Interpreting the output of Differential Expression for Single Cell

Differential Expression for Single Cell produces one or more Statistical Comparison Tables (Image sc_stat_comp_16_n_p).

For each gene, the table has several columns whose interpretation depends on whether the tests performed are `All group pairs' or `Identify marker genes'. The difference in interpretation arises because the output of `Identify marker genes' is a summary of several pairwise comparisons of the kind produced by `All group pairs'.

For example, with three groups: `Platelet', `B cell', and `T cell', `All group pairs' will perform tests such as `Platelet vs B cell', whereas `Identify marker genes' will perform tests such as `Platelet vs rest'. `Platelet vs rest', will be a summary of the pairwise comparisons `Platelet vs B cell' and `Platelet vs T cell'.

Differentially expressed genes (DEGs) and clustering.

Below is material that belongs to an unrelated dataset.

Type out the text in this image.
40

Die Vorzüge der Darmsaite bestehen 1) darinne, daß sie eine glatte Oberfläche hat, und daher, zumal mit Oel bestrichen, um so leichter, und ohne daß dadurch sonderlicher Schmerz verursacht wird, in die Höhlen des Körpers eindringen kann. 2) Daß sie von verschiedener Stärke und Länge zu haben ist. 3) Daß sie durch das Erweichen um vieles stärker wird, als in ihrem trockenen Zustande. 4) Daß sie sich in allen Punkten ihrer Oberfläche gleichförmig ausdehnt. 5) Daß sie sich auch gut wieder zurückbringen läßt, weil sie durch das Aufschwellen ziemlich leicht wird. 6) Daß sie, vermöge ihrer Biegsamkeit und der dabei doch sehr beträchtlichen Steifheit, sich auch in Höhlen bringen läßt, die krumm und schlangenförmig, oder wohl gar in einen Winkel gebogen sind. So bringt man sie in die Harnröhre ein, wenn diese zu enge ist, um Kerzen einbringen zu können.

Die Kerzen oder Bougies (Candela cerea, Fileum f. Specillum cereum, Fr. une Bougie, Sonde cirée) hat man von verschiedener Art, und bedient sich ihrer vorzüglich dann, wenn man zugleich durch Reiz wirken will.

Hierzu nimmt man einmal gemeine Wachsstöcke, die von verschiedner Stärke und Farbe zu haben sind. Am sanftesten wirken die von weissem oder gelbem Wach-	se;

Groups are often defined based on clusters found using a clustering algorithm. Because clustering and differential expression analysis are performed on the same data, they are not independent. This means that, even for simulated data generated from the same distribution, random differences in expression between genes may drive the formation of clusters, and these same genes will then be found to be DEGs between the clusters. One remedy for this is to perform clustering on half the data and differential expression on the other half. However, it is more common to simply be cautious about over-interpreting results.
A similar warning can be made for groups defined based on cell types predicted by Predict Cell Types - the tool works by learning the expression pattern of different genes in different cell types. Therefore, it is likely that many DEGs between cell types assigned by Predict Cell Types have been implicitly learned by the tool, and may not be specific to the dataset being analyzed.

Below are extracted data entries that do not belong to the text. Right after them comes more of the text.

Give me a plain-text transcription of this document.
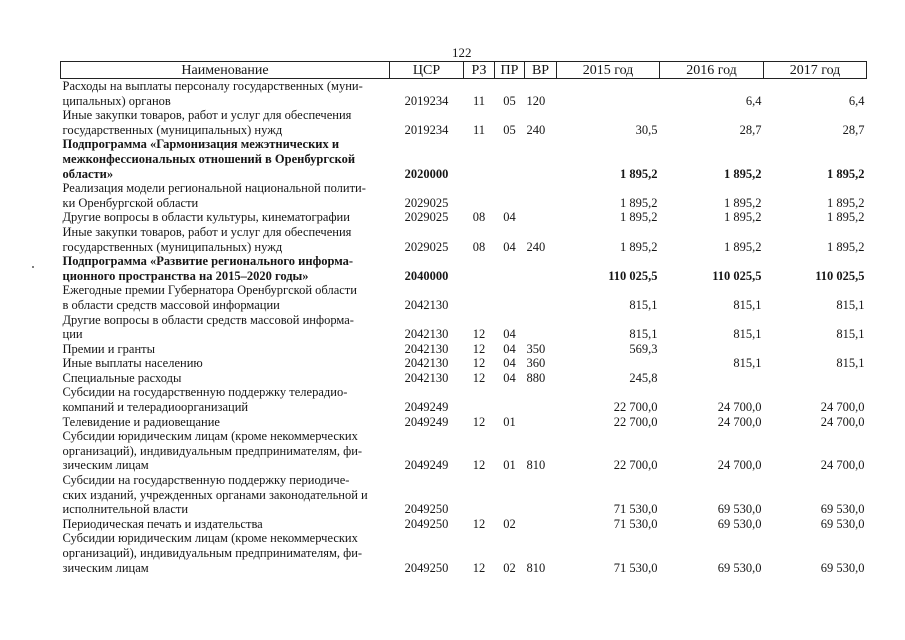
122
Наименование	ЦСР	РЗ	ПР	ВР	2015 год	2016 год	2017 год

Расходы на выплаты персоналу государственных (муни-
ципальных) органов	2019234	11	05	120		6,4	6,4

Иные закупки товаров, работ и услуг для обеспечения
государственных (муниципальных) нужд	2019234	11	05	240	30,5	28,7	28,7

Подпрограмма «Гармонизация межэтнических и
межконфессиональных отношений в Оренбургской
области»	2020000				1 895,2	1 895,2	1 895,2

Реализация модели региональной национальной полити-
ки Оренбургской области	2029025				1 895,2	1 895,2	1 895,2

Другие вопросы в области культуры, кинематографии	2029025	08	04		1 895,2	1 895,2	1 895,2

Иные закупки товаров, работ и услуг для обеспечения
государственных (муниципальных) нужд	2029025	08	04	240	1 895,2	1 895,2	1 895,2

Подпрограмма «Развитие регионального информа-
ционного пространства на 2015–2020 годы»	2040000				110 025,5	110 025,5	110 025,5

Ежегодные премии Губернатора Оренбургской области
в области средств массовой информации	2042130				815,1	815,1	815,1

Другие вопросы в области средств массовой информа-
ции	2042130	12	04		815,1	815,1	815,1

Премии и гранты	2042130	12	04	350	569,3		

Иные выплаты населению	2042130	12	04	360		815,1	815,1

Специальные расходы	2042130	12	04	880	245,8		

Субсидии на государственную поддержку телерадио-
компаний и телерадиоорганизаций	2049249				22 700,0	24 700,0	24 700,0

Телевидение и радиовещание	2049249	12	01		22 700,0	24 700,0	24 700,0

Субсидии юридическим лицам (кроме некоммерческих
организаций), индивидуальным предпринимателям, фи-
зическим лицам	2049249	12	01	810	22 700,0	24 700,0	24 700,0

Субсидии на государственную поддержку периодиче-
ских изданий, учрежденных органами законодательной и
исполнительной власти	2049250				71 530,0	69 530,0	69 530,0

Периодическая печать и издательства	2049250	12	02		71 530,0	69 530,0	69 530,0

Субсидии юридическим лицам (кроме некоммерческих
организаций), индивидуальным предпринимателям, фи-
зическим лицам	2049250	12	02	810	71 530,0	69 530,0	69 530,0
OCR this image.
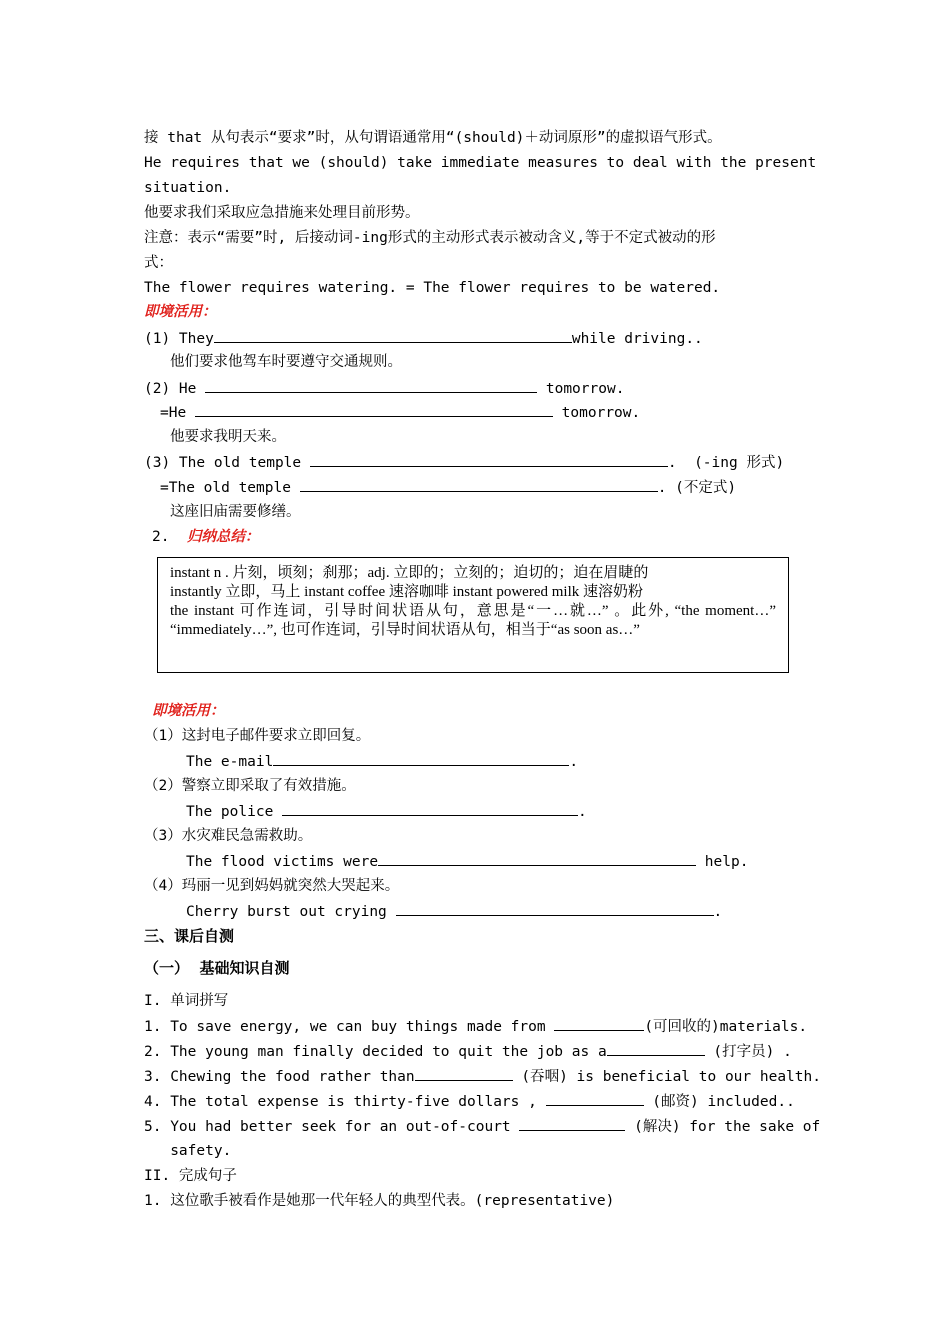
接 that 从句表示“要求”时，从句谓语通常用“(should)＋动词原形”的虚拟语气形式。
He requires that we (should) take immediate measures to deal with the present
situation.
他要求我们采取应急措施来处理目前形势。
注意：表示“需要”时, 后接动词-ing形式的主动形式表示被动含义,等于不定式被动的形
式：
The flower requires watering. = The flower requires to be watered.
即境活用：
(1) They	while driving..
他们要求他驾车时要遵守交通规则。
(2) He	tomorrow.
=He	tomorrow.
他要求我明天来。
(3) The old temple	.  (-ing 形式)
=The old temple	. (不定式)
这座旧庙需要修缮。
2. 归纳总结：

instant n . 片刻，顷刻；刹那；adj. 立即的；立刻的；迫切的；迫在眉睫的

instantly 立即，马上 instant coffee 速溶咖啡 instant powered milk 速溶奶粉

the instant 可作连词，引导时间状语从句，意思是“一…就…” 。此外, “the moment…” “immediately…”, 也可作连词，引导时间状语从句，相当于“as soon as…”

即境活用：
（1）这封电子邮件要求立即回复。
The e-mail	.
（2）警察立即采取了有效措施。
The police	.
（3）水灾难民急需救助。
The flood victims were	help.
（4）玛丽一见到妈妈就突然大哭起来。
Cherry burst out crying	.
三、课后自测
（一）  基础知识自测
I. 单词拼写
1. To save energy, we can buy things made from	(可回收的)materials.
2. The young man finally decided to quit the job as a	(打字员) .
3. Chewing the food rather than	(吞咽) is beneficial to our health.
4. The total expense is thirty-five dollars ,	(邮资) included..
5. You had better seek for an out-of-court	(解决) for the sake of
safety.
II. 完成句子
1. 这位歌手被看作是她那一代年轻人的典型代表。(representative)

The Statistical Comparison Table also offers a volcano plot view, showing the relationship between the p-values and the log2 fold changes, see https://resources.qiagenbioinformatics.com/manuals/clcgenomicsworkbench/current/index.php?manual=Volcano_plots.html for details.

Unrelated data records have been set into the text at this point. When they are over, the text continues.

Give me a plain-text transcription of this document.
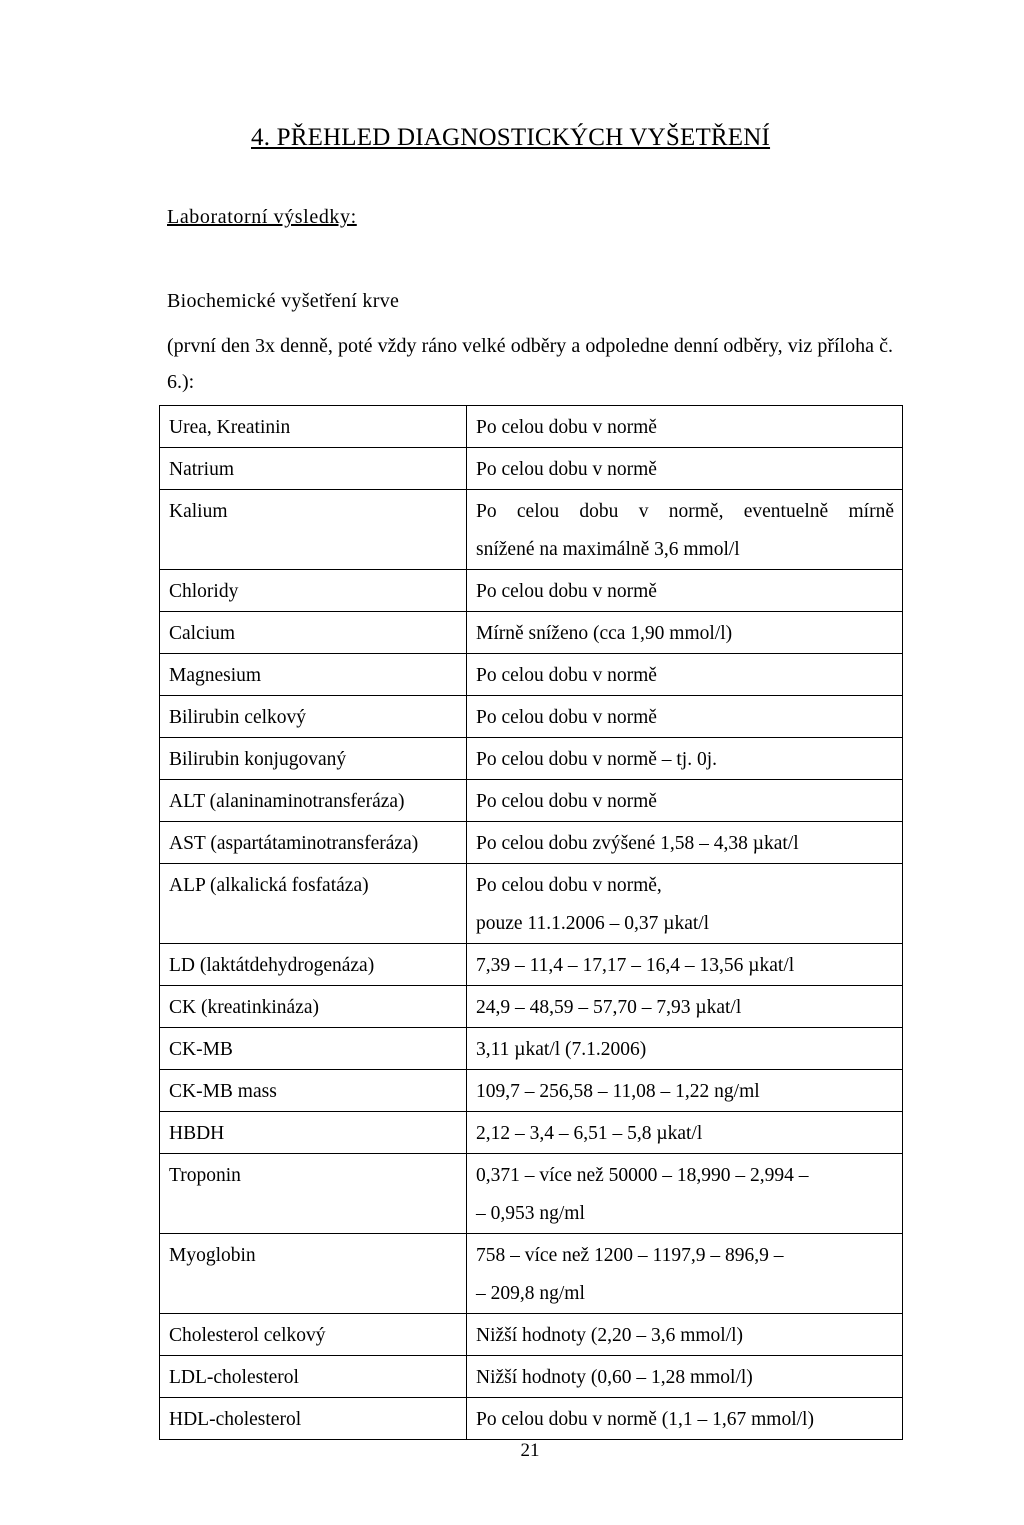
4. PŘEHLED DIAGNOSTICKÝCH VYŠETŘENÍ
Laboratorní výsledky:
Biochemické vyšetření krve
(první den 3x denně, poté vždy ráno velké odběry a odpoledne denní odběry, viz příloha č. 6.):
Urea, Kreatinin	Po celou dobu v normě
Natrium	Po celou dobu v normě
Kalium	Po celou dobu v normě, eventuelně mírně
snížené na maximálně 3,6 mmol/l

Chloridy	Po celou dobu v normě
Calcium	Mírně sníženo (cca 1,90 mmol/l)
Magnesium	Po celou dobu v normě
Bilirubin celkový	Po celou dobu v normě
Bilirubin konjugovaný	Po celou dobu v normě – tj. 0j.
ALT (alaninaminotransferáza)	Po celou dobu v normě
AST (aspartátaminotransferáza)	Po celou dobu zvýšené 1,58 – 4,38 µkat/l
ALP (alkalická fosfatáza)	Po celou dobu v normě,
pouze 11.1.2006 – 0,37 µkat/l

LD (laktátdehydrogenáza)	7,39 – 11,4 – 17,17 – 16,4 – 13,56 µkat/l
CK (kreatinkináza)	24,9 – 48,59 – 57,70 – 7,93 µkat/l
CK-MB	3,11 µkat/l (7.1.2006)
CK-MB mass	109,7 – 256,58 – 11,08 – 1,22 ng/ml
HBDH	2,12 – 3,4 – 6,51 – 5,8 µkat/l
Troponin	0,371 – více než 50000 – 18,990 – 2,994 –
– 0,953 ng/ml

Myoglobin	758 – více než 1200 – 1197,9 – 896,9 –
– 209,8 ng/ml

Cholesterol celkový	Nižší hodnoty (2,20 – 3,6 mmol/l)
LDL-cholesterol	Nižší hodnoty (0,60 – 1,28 mmol/l)
HDL-cholesterol	Po celou dobu v normě (1,1 – 1,67 mmol/l)
21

Statistical Comparison Tables can be used in several tools from Toolbox | RNA-Seq and Small RNA Analysis (Image rna_seq_group_closed_16_n_p). The most useful of these in a single-cell context are:

It is also possible to automatically upload Statistical Comparison Tables to an existing Ingenuity Pathway Analysis account using the Ingenuity Pathway Analysis plugin https://digitalinsights.qiagen.com/plugins/ingenuity-pathway-analysis/

Note that many of these tools have options to filter features by Max group mean with a default filtering that is based on the RPKM measure of expression. This default will often need adjusting for single cell data where RPKM is rarely appropriate.